La levée de ces freins réglementaires, juridiques et financiers va évidemment prendre du temps. Or, le temps manque cruellement dans certains endroits du globe où la téléchirurgie apparaît comme la seule chance d’introduire un peu d’équité en santé. Il faut donc agir dès maintenant et, dans cette optique, la Directrice du Département Innovation de l’OMS a annoncé lors du Congrès SRS 2025 le lancement d’une initiative d’envergure mondiale, menée conjointement par l’OMS, l’IRCAD, et la SRS.

Ce partenariat à vocation humanitaire et sans but lucratif porte sur le déploiement de la téléchirurgie dans les pays en développement où les chirurgiens sont rares et les distances immenses.

L’objectif est de créer des réseaux de chirurgie à distance dans les hôpitaux locaux sélectionnés, en formant leurs équipes, en facilitant l’installation de robots chirurgicaux et en coordonnant des missions chirurgicales régulières à distance (2 à 3 jours/an par chirurgien expert).

L’IRCAD assurera notamment la formation initiale et continue des équipes locales dans le réseau des 9 IRCAD implantés à travers le monde.

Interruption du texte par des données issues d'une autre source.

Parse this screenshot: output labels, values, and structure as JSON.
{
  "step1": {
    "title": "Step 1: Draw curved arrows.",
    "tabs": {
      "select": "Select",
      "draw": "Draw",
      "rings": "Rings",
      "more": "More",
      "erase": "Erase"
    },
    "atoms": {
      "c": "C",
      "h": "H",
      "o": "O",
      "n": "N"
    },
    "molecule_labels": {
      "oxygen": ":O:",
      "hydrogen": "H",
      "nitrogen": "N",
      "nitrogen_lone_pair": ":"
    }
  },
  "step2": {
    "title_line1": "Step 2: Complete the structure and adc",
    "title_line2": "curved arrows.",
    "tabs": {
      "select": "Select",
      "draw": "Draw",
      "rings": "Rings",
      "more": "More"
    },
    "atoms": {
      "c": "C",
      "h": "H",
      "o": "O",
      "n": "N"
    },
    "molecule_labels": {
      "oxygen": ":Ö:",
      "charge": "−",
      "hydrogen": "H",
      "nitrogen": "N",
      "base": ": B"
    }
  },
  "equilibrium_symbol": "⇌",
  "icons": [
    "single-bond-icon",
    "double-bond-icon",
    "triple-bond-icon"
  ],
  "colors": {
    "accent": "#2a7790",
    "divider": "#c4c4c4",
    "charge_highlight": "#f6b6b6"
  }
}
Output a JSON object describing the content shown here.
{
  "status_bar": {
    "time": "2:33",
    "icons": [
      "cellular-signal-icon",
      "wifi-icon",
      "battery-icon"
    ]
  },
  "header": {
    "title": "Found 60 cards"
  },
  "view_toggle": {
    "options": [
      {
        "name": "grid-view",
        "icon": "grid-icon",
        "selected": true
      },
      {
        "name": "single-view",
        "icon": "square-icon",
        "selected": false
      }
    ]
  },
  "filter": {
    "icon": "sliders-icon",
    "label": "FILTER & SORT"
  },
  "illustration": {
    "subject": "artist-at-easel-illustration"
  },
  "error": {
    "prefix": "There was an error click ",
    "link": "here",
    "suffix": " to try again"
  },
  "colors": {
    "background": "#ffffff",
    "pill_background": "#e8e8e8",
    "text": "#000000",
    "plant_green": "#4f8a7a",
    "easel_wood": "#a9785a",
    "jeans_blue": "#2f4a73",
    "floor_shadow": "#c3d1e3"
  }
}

Cette alliance inédite OMS/SRS/IRCAD illustre pleinement la mission de l’IRCAD de rendre accessibles les technologies de pointe dans les régions sous-dotées afin de favoriser l’émergence d’une médecine plus équitable, connectée et universelle.

 

 

 

A propos de l’IRCAD :

Créé en 1994 par le Professeur Jacques Marescaux, l’IRCAD est un institut dédié à la formation et à la recherche sur la chirurgie mini-invasive.  L’Institut strasbourgeois est un centre de renommée internationale, réputé pour l’excellence de ses formations qu’elles soient présentielles – près de 8 800 chirurgiens du monde entier sont formés, chaque année à Strasbourg – ou virtuelles, avec l’université en ligne Websurg, entièrement gratuite, qui compte plus de 470 000 membres connectés dans le monde entier.